Il était une fois un marginal goguenard vivant dans sa voiture et s'incrustant chez les gens en cas de besoin. Dwight est un asocial mais envers lequel le monde n'est pas hostile, tout au plus hébété et absurde comme lui. La flic le connaît et est très bienveillante à son égard ; il est plutôt quelqu'un qui a décroché et vivote en haillons, sans aucune attente. Mais aujourd'hui il apprend que Wade Cleland, assassin de ses parents deux décennies plus tôt, sort de prison. Il part pour le tuer.

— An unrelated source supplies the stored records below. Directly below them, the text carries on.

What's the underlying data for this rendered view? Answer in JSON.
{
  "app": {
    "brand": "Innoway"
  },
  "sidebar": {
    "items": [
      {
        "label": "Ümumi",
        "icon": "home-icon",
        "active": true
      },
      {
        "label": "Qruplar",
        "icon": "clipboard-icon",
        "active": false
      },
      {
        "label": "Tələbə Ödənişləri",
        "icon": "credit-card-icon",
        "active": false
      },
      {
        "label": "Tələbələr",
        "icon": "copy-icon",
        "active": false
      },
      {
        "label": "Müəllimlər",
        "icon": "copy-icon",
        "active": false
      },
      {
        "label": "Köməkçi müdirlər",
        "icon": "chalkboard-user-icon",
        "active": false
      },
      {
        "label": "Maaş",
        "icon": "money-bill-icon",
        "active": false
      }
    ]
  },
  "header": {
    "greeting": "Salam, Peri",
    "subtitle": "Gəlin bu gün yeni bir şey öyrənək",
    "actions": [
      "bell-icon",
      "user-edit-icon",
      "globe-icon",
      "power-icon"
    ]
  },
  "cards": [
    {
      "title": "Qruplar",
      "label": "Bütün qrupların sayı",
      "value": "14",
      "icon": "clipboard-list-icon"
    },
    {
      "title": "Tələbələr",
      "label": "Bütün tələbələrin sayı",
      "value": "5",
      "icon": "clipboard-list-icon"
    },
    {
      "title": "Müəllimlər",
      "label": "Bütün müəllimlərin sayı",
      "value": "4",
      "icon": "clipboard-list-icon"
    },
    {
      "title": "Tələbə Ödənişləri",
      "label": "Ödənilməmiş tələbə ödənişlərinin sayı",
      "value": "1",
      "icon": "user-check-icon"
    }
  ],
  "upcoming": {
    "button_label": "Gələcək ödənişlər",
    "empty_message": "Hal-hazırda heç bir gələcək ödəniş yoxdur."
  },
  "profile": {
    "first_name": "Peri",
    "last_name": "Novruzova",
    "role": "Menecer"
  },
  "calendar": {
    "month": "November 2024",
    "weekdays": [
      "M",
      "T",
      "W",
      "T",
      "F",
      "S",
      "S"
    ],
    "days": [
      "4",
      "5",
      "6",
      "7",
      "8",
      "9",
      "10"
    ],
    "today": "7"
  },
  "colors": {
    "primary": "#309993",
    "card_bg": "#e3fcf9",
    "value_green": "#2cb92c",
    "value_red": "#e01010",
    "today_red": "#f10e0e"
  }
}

Démarrant comme un film de vengeance atypique dans la forme, Blue Ruin sera plutôt une descente aux enfers. Une fois la revanche accomplie (très rapidement), Dwight ouve une spirale où toutes les parties prenantes seront des victimes. Jeremy Saulnier ne fait pas de cet homme un héros, mais un type quelconque s'invitant sur des plates-bandes qui le dépasse. Ce n'est pas non plus un tueur badass, un idéologue, ni un expert. Par son côté analytique, Blue Ruin évoque Killer Joe, mais il est dépouillé d'extravagances contrairement à lui et va au bout de l'absence de parti-pris conscient formulé par le film coup-de-poing de Friedkin.
L'orientation objectiviste et explicative a un prix. Blue Ruin se noie dans le témoignage. C'est un compte-rendu trop fourni, dont la profusion de détails et de démonstrations minutieuses a autant de sens que remplir une maison vierge de meubles utiles mais sans valeur ajoutée. Malgré la tentative de dépassement revendiquée, Blue Ruin finit par avoir autant d'intérêt que Joe. Contrairement à ce dernier, il a le mérite de préférer la complexité à la grossièreté quand il s'agit de caractériser des personnages et des situations.
L'autre atout de Blue Ruin est formel également : c'est sa photographie picturale, avec ses éclairages naturels et de très belles séquences à la lisière de l'onirisme. Les spectateurs pourront aussi apprécier l'allégorie de la décrépitude du ''home sweet home'' US. Les éléments sont là mais il faudrait forcer l'interprétation, sans quoi elle tourne court. Si le film se veut une énième dénonciation de la facilité à se procurer des armes dans le sud des Etats-Unis, c'est une bonne béquille, mais il est plus raisonnable de ne reconnaître pour contenance à ce Blue Ruin que ce qu'il exprime explicitement – et avec une redoutable insistance.